Sahra Wagenknecht when she was in Die Linke before going nativist anti-migrant
Photo: Die Linke on Flickr

At the start of September, I was travelling through Austria and Germany. Two episodes within half an hour or each other made me think “I’ve never seen quite such open displays of racism in England”. They made the recent electoral gains of the far right more comprehensible. 

The first was on the platform at Frankfurt station. A young African man asked me to point him in the right direction for his train. I hadn’t a clue and suggested he ask the woman in the station staff uniform who was standing a few feet from us. He indicated that he’d tried that and when she noticed we were talking about her she went on a bit of a rant which even with my very poor German I understood to mean something along the lines of “these bloody foreigners coming here not even speaking bloody German”. You don’t need to be fluent in a language to understand an angry racist. It was even more shocking because Frankfurt is a prosperous, multi-cultural city, not some deindustrialised backwater. 

The second was about fifteen minutes later on the train. An affluent looking white man in Pierre Cardin socks shouted at a young black woman, and I mean really shouted, to put in earphones if she wanted to continue having a conversation on her phone. You can never be 100% certain, but I doubt he would have spoken to a white person that aggressively. 

Germany has changed a lot since I used to go there in the late 80s and early 90s and election results were essentially battles between the Christian Democrats and SPD.  The far right was tiny, marginal and assumed to be consigned to history. The Greens were emerging as a significant national party. 

When the Berlin Wall came down I was very much persuaded by the view that “The defiant masses of the GDR are the first German generation largely liberated from nationalism and militarism, deeply addicted to nonviolence, and hating the traditions of the Reich, of fascism, of Prussia.” A friend who had a more pessimistic assessment about an impending capitalist takeover turned out to be more right than Ernest Mandel.  

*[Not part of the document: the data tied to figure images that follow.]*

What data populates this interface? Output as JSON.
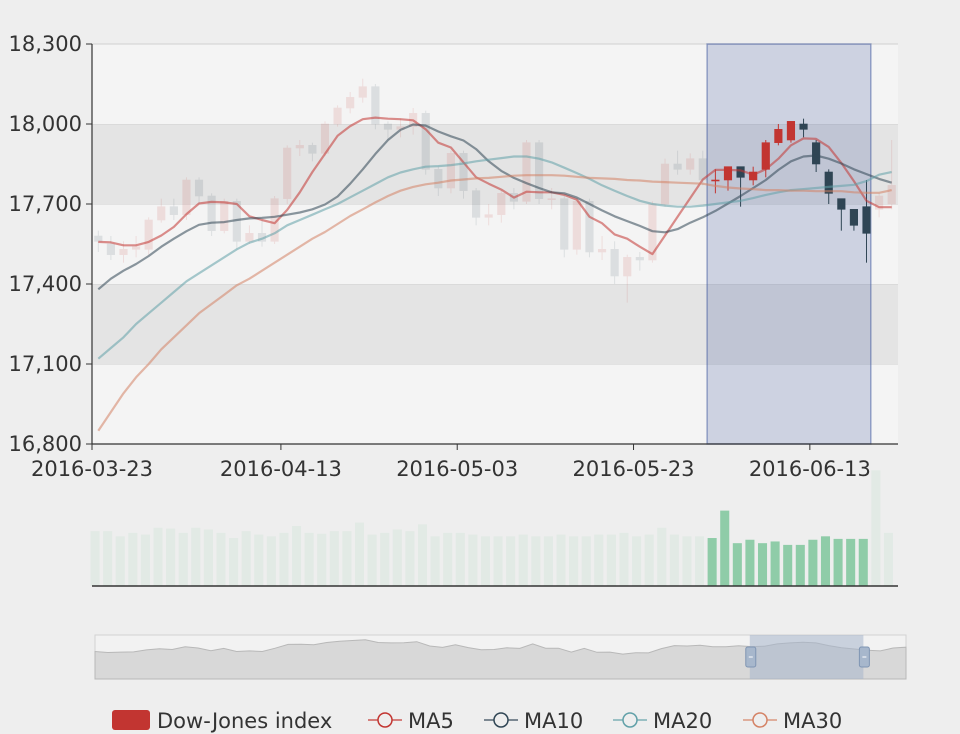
{
  "chart_data": {
    "type": "candlestick",
    "title": "",
    "y_axis": {
      "min": 16800,
      "max": 18300,
      "ticks": [
        16800,
        17100,
        17400,
        17700,
        18000,
        18300
      ],
      "tick_labels": [
        "16,800",
        "17,100",
        "17,400",
        "17,700",
        "18,000",
        "18,300"
      ]
    },
    "x_axis": {
      "tick_labels": [
        "2016-03-23",
        "2016-04-13",
        "2016-05-03",
        "2016-05-23",
        "2016-06-13"
      ],
      "tick_dates": [
        "2016-03-23",
        "2016-04-13",
        "2016-05-03",
        "2016-05-23",
        "2016-06-13"
      ]
    },
    "dates": [
      "2016-03-23",
      "2016-03-24",
      "2016-03-25",
      "2016-03-28",
      "2016-03-29",
      "2016-03-30",
      "2016-03-31",
      "2016-04-01",
      "2016-04-04",
      "2016-04-05",
      "2016-04-06",
      "2016-04-07",
      "2016-04-08",
      "2016-04-11",
      "2016-04-12",
      "2016-04-13",
      "2016-04-14",
      "2016-04-15",
      "2016-04-18",
      "2016-04-19",
      "2016-04-20",
      "2016-04-21",
      "2016-04-22",
      "2016-04-25",
      "2016-04-26",
      "2016-04-27",
      "2016-04-28",
      "2016-04-29",
      "2016-05-02",
      "2016-05-03",
      "2016-05-04",
      "2016-05-05",
      "2016-05-06",
      "2016-05-09",
      "2016-05-10",
      "2016-05-11",
      "2016-05-12",
      "2016-05-13",
      "2016-05-16",
      "2016-05-17",
      "2016-05-18",
      "2016-05-19",
      "2016-05-20",
      "2016-05-23",
      "2016-05-24",
      "2016-05-25",
      "2016-05-26",
      "2016-05-27",
      "2016-05-31",
      "2016-06-01",
      "2016-06-02",
      "2016-06-03",
      "2016-06-06",
      "2016-06-07",
      "2016-06-08",
      "2016-06-09",
      "2016-06-10",
      "2016-06-13",
      "2016-06-14",
      "2016-06-15",
      "2016-06-16",
      "2016-06-17",
      "2016-06-20",
      "2016-06-21"
    ],
    "ohlc": [
      [
        17580,
        17560,
        17600,
        17520
      ],
      [
        17550,
        17510,
        17580,
        17490
      ],
      [
        17510,
        17530,
        17560,
        17480
      ],
      [
        17530,
        17540,
        17580,
        17500
      ],
      [
        17530,
        17640,
        17650,
        17510
      ],
      [
        17640,
        17690,
        17720,
        17630
      ],
      [
        17690,
        17660,
        17720,
        17640
      ],
      [
        17660,
        17790,
        17800,
        17640
      ],
      [
        17790,
        17730,
        17800,
        17700
      ],
      [
        17730,
        17600,
        17740,
        17580
      ],
      [
        17600,
        17710,
        17720,
        17590
      ],
      [
        17710,
        17560,
        17720,
        17530
      ],
      [
        17560,
        17590,
        17620,
        17550
      ],
      [
        17590,
        17560,
        17640,
        17540
      ],
      [
        17560,
        17720,
        17730,
        17550
      ],
      [
        17720,
        17910,
        17920,
        17700
      ],
      [
        17910,
        17920,
        17940,
        17880
      ],
      [
        17920,
        17890,
        17930,
        17860
      ],
      [
        17890,
        18000,
        18010,
        17880
      ],
      [
        18000,
        18060,
        18070,
        17990
      ],
      [
        18060,
        18100,
        18120,
        18040
      ],
      [
        18100,
        18140,
        18170,
        18080
      ],
      [
        18140,
        18000,
        18150,
        17980
      ],
      [
        18000,
        17980,
        18010,
        17940
      ],
      [
        17980,
        17990,
        18020,
        17950
      ],
      [
        17990,
        18040,
        18060,
        17960
      ],
      [
        18040,
        17830,
        18050,
        17810
      ],
      [
        17830,
        17760,
        17840,
        17730
      ],
      [
        17760,
        17890,
        17900,
        17740
      ],
      [
        17890,
        17750,
        17900,
        17720
      ],
      [
        17750,
        17650,
        17760,
        17620
      ],
      [
        17650,
        17660,
        17700,
        17620
      ],
      [
        17660,
        17740,
        17750,
        17630
      ],
      [
        17740,
        17710,
        17760,
        17680
      ],
      [
        17710,
        17930,
        17940,
        17700
      ],
      [
        17930,
        17720,
        17940,
        17700
      ],
      [
        17720,
        17720,
        17760,
        17680
      ],
      [
        17720,
        17530,
        17730,
        17500
      ],
      [
        17530,
        17710,
        17720,
        17510
      ],
      [
        17710,
        17520,
        17720,
        17500
      ],
      [
        17520,
        17530,
        17580,
        17490
      ],
      [
        17530,
        17430,
        17560,
        17400
      ],
      [
        17430,
        17500,
        17510,
        17330
      ],
      [
        17500,
        17490,
        17520,
        17450
      ],
      [
        17490,
        17700,
        17710,
        17480
      ],
      [
        17700,
        17850,
        17870,
        17690
      ],
      [
        17850,
        17830,
        17900,
        17810
      ],
      [
        17830,
        17870,
        17890,
        17810
      ],
      [
        17870,
        17790,
        17900,
        17770
      ],
      [
        17790,
        17790,
        17830,
        17740
      ],
      [
        17790,
        17840,
        17840,
        17750
      ],
      [
        17840,
        17800,
        17840,
        17690
      ],
      [
        17790,
        17820,
        17840,
        17770
      ],
      [
        17830,
        17930,
        17940,
        17800
      ],
      [
        17930,
        17980,
        18000,
        17920
      ],
      [
        17940,
        18010,
        18010,
        17930
      ],
      [
        18000,
        17980,
        18020,
        17950
      ],
      [
        17930,
        17850,
        17940,
        17820
      ],
      [
        17820,
        17740,
        17830,
        17700
      ],
      [
        17720,
        17680,
        17720,
        17600
      ],
      [
        17680,
        17620,
        17680,
        17600
      ],
      [
        17690,
        17590,
        17790,
        17480
      ],
      [
        17680,
        17730,
        17740,
        17650
      ],
      [
        17700,
        17770,
        17940,
        17680
      ]
    ],
    "series": [
      {
        "name": "MA5",
        "color": "#c23531",
        "values": [
          17558,
          17556,
          17545,
          17545,
          17558,
          17582,
          17614,
          17662,
          17702,
          17708,
          17706,
          17700,
          17654,
          17640,
          17628,
          17678,
          17744,
          17820,
          17888,
          17956,
          17992,
          18018,
          18024,
          18020,
          18018,
          18014,
          17980,
          17930,
          17912,
          17856,
          17800,
          17776,
          17754,
          17724,
          17746,
          17744,
          17744,
          17734,
          17716,
          17652,
          17628,
          17586,
          17570,
          17540,
          17512,
          17582,
          17652,
          17722,
          17792,
          17828,
          17828,
          17826,
          17810,
          17830,
          17870,
          17920,
          17946,
          17944,
          17914,
          17854,
          17786,
          17712,
          17688,
          17688
        ]
      },
      {
        "name": "MA10",
        "color": "#2f4554",
        "values": [
          17380,
          17420,
          17450,
          17475,
          17505,
          17540,
          17570,
          17598,
          17622,
          17630,
          17632,
          17640,
          17646,
          17648,
          17652,
          17660,
          17668,
          17680,
          17698,
          17728,
          17776,
          17830,
          17888,
          17940,
          17978,
          17998,
          17994,
          17972,
          17954,
          17938,
          17906,
          17860,
          17824,
          17798,
          17778,
          17760,
          17744,
          17740,
          17724,
          17700,
          17676,
          17654,
          17636,
          17618,
          17598,
          17594,
          17606,
          17630,
          17650,
          17674,
          17702,
          17730,
          17760,
          17790,
          17828,
          17860,
          17878,
          17882,
          17870,
          17852,
          17830,
          17812,
          17794,
          17780
        ]
      },
      {
        "name": "MA20",
        "color": "#61a0a8",
        "values": [
          17120,
          17160,
          17200,
          17250,
          17290,
          17330,
          17370,
          17410,
          17440,
          17470,
          17500,
          17530,
          17555,
          17570,
          17590,
          17620,
          17640,
          17660,
          17680,
          17700,
          17725,
          17750,
          17775,
          17800,
          17818,
          17830,
          17840,
          17842,
          17846,
          17852,
          17860,
          17866,
          17872,
          17878,
          17878,
          17870,
          17856,
          17836,
          17816,
          17794,
          17770,
          17750,
          17730,
          17712,
          17700,
          17694,
          17690,
          17690,
          17694,
          17700,
          17706,
          17712,
          17722,
          17734,
          17744,
          17752,
          17756,
          17760,
          17764,
          17768,
          17772,
          17786,
          17810,
          17820
        ]
      },
      {
        "name": "MA30",
        "color": "#d48265",
        "values": [
          16850,
          16920,
          16990,
          17050,
          17100,
          17155,
          17200,
          17245,
          17290,
          17325,
          17360,
          17395,
          17420,
          17450,
          17480,
          17510,
          17540,
          17570,
          17595,
          17625,
          17655,
          17680,
          17706,
          17730,
          17750,
          17764,
          17774,
          17780,
          17788,
          17792,
          17796,
          17798,
          17802,
          17806,
          17808,
          17808,
          17808,
          17806,
          17802,
          17798,
          17796,
          17794,
          17790,
          17788,
          17784,
          17782,
          17780,
          17778,
          17776,
          17768,
          17762,
          17758,
          17756,
          17752,
          17752,
          17750,
          17750,
          17748,
          17748,
          17748,
          17744,
          17742,
          17742,
          17752
        ]
      }
    ],
    "volume": [
      64,
      64,
      58,
      62,
      60,
      68,
      67,
      62,
      68,
      66,
      62,
      56,
      64,
      60,
      58,
      62,
      70,
      62,
      61,
      64,
      64,
      74,
      60,
      62,
      66,
      64,
      72,
      58,
      62,
      62,
      60,
      58,
      58,
      58,
      60,
      58,
      58,
      60,
      58,
      58,
      60,
      60,
      62,
      58,
      60,
      68,
      60,
      58,
      58,
      56,
      88,
      50,
      54,
      50,
      52,
      48,
      48,
      54,
      58,
      55,
      55,
      55,
      135,
      62
    ],
    "grid": true,
    "dataZoom": {
      "start_date": "2016-06-01",
      "end_date": "2016-06-16",
      "brush_start_date": "2016-06-01",
      "brush_end_date": "2016-06-17"
    },
    "legend": [
      {
        "name": "Dow-Jones index",
        "icon": "rect-filled-icon",
        "color": "#c23531"
      },
      {
        "name": "MA5",
        "icon": "circle-line-icon",
        "color": "#c23531"
      },
      {
        "name": "MA10",
        "icon": "circle-line-icon",
        "color": "#2f4554"
      },
      {
        "name": "MA20",
        "icon": "circle-line-icon",
        "color": "#61a0a8"
      },
      {
        "name": "MA30",
        "icon": "circle-line-icon",
        "color": "#d48265"
      }
    ],
    "legend_position": "bottom",
    "colors": {
      "up": "#c23531",
      "down": "#2f4554",
      "volume": "#8fcca8",
      "brush": "#304c98"
    }
  }
}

Brandenburg – a damned close run thing

The German SPD with 30.9% of the vote narrowly beat the neo-fascist Alternative für Deutschland (AfD) in the state of Brandenburg in last weekend’s election. This partly seems to have come at the cost of the obliteration of the Greens, but the AfD’s 29% of the vote combined with 12% for the Sahra Wagenknecht Alliance (BSW), an outfit which manages to combine neo-Nazi views on migration with Stalinist economics, does amount to a worrying result. It is a rejection of the existing political class both on the basis of their economics and perceived social liberalism by voters who retain much of the conservatism of the GDR.  

The movement in support of the Palestinians which has helped radicalise people in the US and Britain is being battered off the streets by the German state. With an utter absence of irony, the city hall in Munich is flying a massive Israeli flag alongside a banner proclaiming that the city is a member of the Mayors for Peace scheme. If I hadn’t seen it with my own eyes, I would not have believed it.  

Unsurprisingly, conventional opinion advises “reinforcing Europe’s external borders, deporting failed asylum-seekers” which is the same as doing what the AfD want. The party is now polling at about 18% of the national vote and it it now easy to imagine a situation in a few years where the heirs of German fascism emulate the success of their Italian counterparts.